Move over wine, ingredients-obsessed chefs are getting into craft beer they’ve helped create.
Some now boast custom suds using local harvests, which gives “beer, here!” a whole new meaning.
Shift Drink ($10), a mindmeld between Colicchio & Sons beverage manager Chase Rabenn and Empire State Brewing’s director of brewing operations Tim Butler, began with phone calls about beer styles, but when it came time to brew, Rabenn went upstate to witness the first batch firsthand. The result combines English pale malts, a little rye malt and English crystal malt, all perfumed with aromatic New York–grown hops. Butler says each batch varies a little with the hop harvest. The locavore cred doesn’t stop with the ingredient list: It’s all brewed with renewable energy via New York wind, water and biomass.

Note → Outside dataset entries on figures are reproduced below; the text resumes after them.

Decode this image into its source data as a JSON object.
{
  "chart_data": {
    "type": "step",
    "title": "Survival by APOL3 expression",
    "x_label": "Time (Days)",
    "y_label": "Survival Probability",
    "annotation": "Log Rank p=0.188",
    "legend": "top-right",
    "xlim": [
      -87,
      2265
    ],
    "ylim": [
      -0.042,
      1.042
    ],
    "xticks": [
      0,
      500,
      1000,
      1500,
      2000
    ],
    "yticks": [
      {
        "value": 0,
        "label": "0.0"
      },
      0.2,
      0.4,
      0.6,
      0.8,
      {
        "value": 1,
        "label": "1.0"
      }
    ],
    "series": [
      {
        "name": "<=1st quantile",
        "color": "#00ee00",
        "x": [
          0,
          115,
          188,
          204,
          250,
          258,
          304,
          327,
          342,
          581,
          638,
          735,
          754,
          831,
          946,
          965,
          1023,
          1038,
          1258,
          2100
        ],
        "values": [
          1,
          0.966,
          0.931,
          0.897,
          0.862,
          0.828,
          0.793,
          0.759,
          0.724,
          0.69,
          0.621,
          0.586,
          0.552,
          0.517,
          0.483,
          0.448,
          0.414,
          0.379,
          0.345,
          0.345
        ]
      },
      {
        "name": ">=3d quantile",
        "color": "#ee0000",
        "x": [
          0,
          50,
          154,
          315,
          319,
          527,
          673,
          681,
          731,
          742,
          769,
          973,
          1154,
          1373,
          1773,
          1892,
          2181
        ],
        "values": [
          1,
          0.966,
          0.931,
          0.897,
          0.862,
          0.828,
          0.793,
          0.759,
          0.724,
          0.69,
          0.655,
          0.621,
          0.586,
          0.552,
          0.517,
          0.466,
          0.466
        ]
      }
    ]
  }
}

Fifteen years ago Dinosaur Bar-B-Que’s John Stage approached Syracuse’s Middle Ages Brewing in search of a custom ale to pair with his justifiably famous barbecue. “John knew exactly what he wanted,” says owner and head brewer Marc Rubenstein “and we went from there.” The result: an English-style ale that combines Cascade hops, British malt and New York apricots. Now each August, Rubenstein gets a delivery of enough perfectly ripe local stone fruit, puts them through a press and adds the juice to the kettle during the boil. Ape Hangar Ale ($5) isn’t what you’d call fruity, but it is what we’d call the perfect beer to wash down ’cue. Bonus: Dinosaur, long beloved in Harlem and now with a Park Slope outpost, boasts a total of six New York suds on tap at all times. Nice!
When April Bloomfield and Ken Friedman were opening the sea-centric John Dory in Midtown, they knew they wanted an oyster stout on tap—and they wanted Sixpoint to make it with the kitchen’s empty oyster shells.
“We had been friends with them forever,” says Sixpoint’s Jeff Gorlechen, “so it was definitely collaborative.”
Each batch calls for 50 pounds of shells. “They throw ’em in the back of a taxi to Brooklyn in a garbage bag,” says Gorlechen. At the brewery they go directly into the mash where the minerals leach into the liquid. “New York water is fantastic for making beer,” says Gorlechen, “but this tastes like you made it with mineral water.” Post brew, the shells serve yet another purpose—along with spent grain, they become fertilizer at a local cattle farm.
While it might merely be the power of suggestion in this typically roasty-toned stout, damned if we don’t get a bit o’ brine on the subtly bitter end of each sip. Needless to say, it’s perfect with East Coast oysters on the half shell.